When this energy is limited from the yolk lipids, then glycogen must become a more important source of energy as oxygen is not required for its metabolism. However, glycogen is not stored in great quantities, and if abnormal incubation conditions exist for extended periods it can result in the developing embryos quickly using up their glycogen reserves. If the chicks do hatch they are generally of poorer quality, appearing lethargic, slow to go to feed and can starve out at the farm increasing the first week mortality.
Our research indicates that elevated temperatures during the last four days of incubation have an adverse effect on embryo development and maturation of organ systems, such as the digestive system. Frequently, the average weight of chicks is reduced by 5% because of elevated hatcher temperatures. This indicates 2-3 g lighter chicks, but the relative weight of gizzard and intestines are reduced by 13% and 16%, respectively. Elevated temperatures reduce both tissue mass of the hatchling and decrease the maltase enzyme in the intestine that is an indicator of intestinal maturation.
Incubation temperature can have an effect upon early muscle development. The specific effects on post-hatch muscle development vary according to when in embryo development the temperature changes or stress occurred.
Our lab has demonstrated in both the broiler and turkey that elevated temperatures during the last four days of incubation have a detrimental effect upon the pipping, thigh, and breast muscles. The pipping, which is a transitory muscle, and the thigh muscle are both very active during the hatching process. The breast muscle is not used for the hatching process, but can be a source of energy substrate if the yolk and other muscle glycogen sources are limiting. The breast muscle is generally richer in glycogen than the other two muscles and also can act as a reservoir for gluconeogenic amino acids, if glucose needs to be made available. If breast muscle is utilized for its gluconeogenic amino acids, however, the number of muscle fibers available for meat production will be reduced.

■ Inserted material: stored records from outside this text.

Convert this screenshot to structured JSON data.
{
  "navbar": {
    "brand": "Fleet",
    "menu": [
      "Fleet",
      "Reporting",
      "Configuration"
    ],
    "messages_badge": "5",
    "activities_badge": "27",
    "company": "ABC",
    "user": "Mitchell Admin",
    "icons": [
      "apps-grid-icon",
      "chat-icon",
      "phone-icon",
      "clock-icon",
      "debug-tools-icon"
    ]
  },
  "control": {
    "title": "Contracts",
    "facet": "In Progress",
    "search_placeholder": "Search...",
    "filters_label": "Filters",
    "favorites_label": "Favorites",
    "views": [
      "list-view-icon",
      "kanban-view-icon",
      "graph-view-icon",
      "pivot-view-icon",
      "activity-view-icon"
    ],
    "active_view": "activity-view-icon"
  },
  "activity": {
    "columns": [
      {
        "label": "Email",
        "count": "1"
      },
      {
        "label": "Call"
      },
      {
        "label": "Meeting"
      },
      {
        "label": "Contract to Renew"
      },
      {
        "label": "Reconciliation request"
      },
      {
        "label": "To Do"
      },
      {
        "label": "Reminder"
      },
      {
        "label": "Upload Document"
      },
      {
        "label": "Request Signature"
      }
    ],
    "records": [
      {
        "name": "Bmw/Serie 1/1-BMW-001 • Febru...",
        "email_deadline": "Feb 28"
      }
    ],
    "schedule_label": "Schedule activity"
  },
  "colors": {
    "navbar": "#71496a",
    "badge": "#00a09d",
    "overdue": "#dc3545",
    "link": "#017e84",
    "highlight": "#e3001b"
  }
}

Additionally, we have demonstrated effects upon the thyroid status of the embryo. Elevated incubational temperatures during the plateau stage of oxygen consumption can produce hypothyroid hatchlings which could impact maturation of other physiological systems, such as the immunological system, thermoregulation, and bone development. There is evidence, that maintaining a cooler eggshell temperature than typically is seen during the latter stages of multistage incubation may lead to lowering the thermoregulatory set point with an ability to compensate with increased heat production, if chicks are exposed to slightly cooler brooding temperatures.
Temperature of the embryo may be the most important parameter for the developing embryo, but ventilation, turning and moisture control are also important in producing high quality chicks. These factors play an important role and can also influence how nutrients are utilized impacting chick quality.